Op 1 september 2016 is het Nederlandse erfrecht op een belangrijk onderdeel gewijzigd. Sindsdien worden erfgenamen beter beschermd tegen schuldeisers van de nalatenschap.
Erfgenamen kunnen een nalatenschap verwerpen, zuiver aanvaarden of beneficiair aanvaarden.
Na een overlijden moeten erfgenamen vaak lopende zaken afwikkelen, zoals energierekeningen betalen of premies betalen. Tot 1 september 2016 werden dergelijke handelingen gezien als een zogenaamde ‘daad van zuivere aanvaarding’. Dit kon vergaande gevolgen hebben voor een erfgenaam als de nalatenschap negatief bleek te zijn.
Vanaf 1 september 2016 kunnen erfgenamen met een gerust hart lopende zaken afwikkelen, ook als ze later de erfenis beneficiair aanvaarden.

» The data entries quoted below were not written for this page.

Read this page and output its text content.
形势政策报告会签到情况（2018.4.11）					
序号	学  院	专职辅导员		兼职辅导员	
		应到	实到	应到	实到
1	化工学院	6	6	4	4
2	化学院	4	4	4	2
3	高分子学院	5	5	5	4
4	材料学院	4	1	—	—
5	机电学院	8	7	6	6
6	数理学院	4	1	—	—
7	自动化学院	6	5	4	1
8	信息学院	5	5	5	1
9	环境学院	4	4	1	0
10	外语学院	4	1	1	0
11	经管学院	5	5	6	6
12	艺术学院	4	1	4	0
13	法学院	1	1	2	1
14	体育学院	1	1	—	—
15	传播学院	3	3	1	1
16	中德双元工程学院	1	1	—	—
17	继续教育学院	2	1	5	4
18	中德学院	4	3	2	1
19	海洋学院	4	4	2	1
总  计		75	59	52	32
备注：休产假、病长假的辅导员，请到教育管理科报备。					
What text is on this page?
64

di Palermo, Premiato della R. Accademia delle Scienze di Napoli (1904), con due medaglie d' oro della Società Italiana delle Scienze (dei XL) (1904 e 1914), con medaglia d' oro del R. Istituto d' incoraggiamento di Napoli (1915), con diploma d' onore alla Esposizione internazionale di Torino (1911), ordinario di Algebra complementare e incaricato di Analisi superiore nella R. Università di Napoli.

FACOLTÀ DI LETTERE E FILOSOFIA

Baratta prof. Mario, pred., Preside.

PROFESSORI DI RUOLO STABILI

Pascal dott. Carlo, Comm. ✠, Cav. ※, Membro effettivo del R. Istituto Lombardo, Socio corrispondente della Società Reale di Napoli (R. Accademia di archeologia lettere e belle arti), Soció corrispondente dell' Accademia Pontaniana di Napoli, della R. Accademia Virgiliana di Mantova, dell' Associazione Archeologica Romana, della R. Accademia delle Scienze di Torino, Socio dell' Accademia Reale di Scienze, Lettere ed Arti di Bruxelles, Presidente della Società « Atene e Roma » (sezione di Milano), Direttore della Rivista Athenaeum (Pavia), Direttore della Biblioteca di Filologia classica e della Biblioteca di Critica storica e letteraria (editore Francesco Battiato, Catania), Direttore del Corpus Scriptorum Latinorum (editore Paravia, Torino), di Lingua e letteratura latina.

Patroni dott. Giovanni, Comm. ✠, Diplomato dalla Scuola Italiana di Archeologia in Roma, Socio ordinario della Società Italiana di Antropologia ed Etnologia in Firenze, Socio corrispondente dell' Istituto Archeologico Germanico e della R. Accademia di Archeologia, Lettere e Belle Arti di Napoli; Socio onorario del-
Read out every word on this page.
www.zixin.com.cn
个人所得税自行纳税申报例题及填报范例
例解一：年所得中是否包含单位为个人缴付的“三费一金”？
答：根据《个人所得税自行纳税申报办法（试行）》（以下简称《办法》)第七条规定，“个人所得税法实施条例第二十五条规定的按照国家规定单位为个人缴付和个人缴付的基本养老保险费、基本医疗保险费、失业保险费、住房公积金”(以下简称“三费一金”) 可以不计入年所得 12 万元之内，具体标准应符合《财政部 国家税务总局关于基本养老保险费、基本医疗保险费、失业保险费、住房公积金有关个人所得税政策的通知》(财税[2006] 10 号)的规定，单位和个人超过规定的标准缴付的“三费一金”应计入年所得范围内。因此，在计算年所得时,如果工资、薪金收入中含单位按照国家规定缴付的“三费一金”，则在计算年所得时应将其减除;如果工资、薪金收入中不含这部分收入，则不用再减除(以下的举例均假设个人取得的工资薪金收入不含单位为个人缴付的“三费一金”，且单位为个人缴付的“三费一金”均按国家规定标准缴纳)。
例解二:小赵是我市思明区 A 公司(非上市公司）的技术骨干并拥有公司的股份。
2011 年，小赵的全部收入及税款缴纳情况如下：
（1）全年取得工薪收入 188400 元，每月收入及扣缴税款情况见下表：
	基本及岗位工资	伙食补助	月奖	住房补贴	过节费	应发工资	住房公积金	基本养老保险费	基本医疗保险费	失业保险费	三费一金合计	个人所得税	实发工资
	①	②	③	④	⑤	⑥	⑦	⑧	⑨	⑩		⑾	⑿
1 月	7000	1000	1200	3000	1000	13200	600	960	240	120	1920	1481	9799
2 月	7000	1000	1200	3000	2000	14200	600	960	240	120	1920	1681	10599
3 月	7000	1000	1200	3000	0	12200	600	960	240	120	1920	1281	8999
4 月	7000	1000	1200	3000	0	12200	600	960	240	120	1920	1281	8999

Door de wetswijziging is pas sprake van een ‘zuivere aanvaarding’ als een erfgenaam daadwerkelijk goederen van de nalatenschap verkoopt of op andere wijze zaken onttrekt aan eventuele schuldeisers.
Daarnaast is in de wet een uitzonderingsclausule opgenomen voor gevallen waarin de erfgenaam na ‘zuivere aanvaarding’ wordt geconfronteerd met een onverwachte schuld. Ook dan leidt dat niet automatisch tot persoonlijke aansprakelijkheid van de erfgenaam.
Al met al een verbetering voor de positie van erfgenamen ten opzichte van schuldeisers.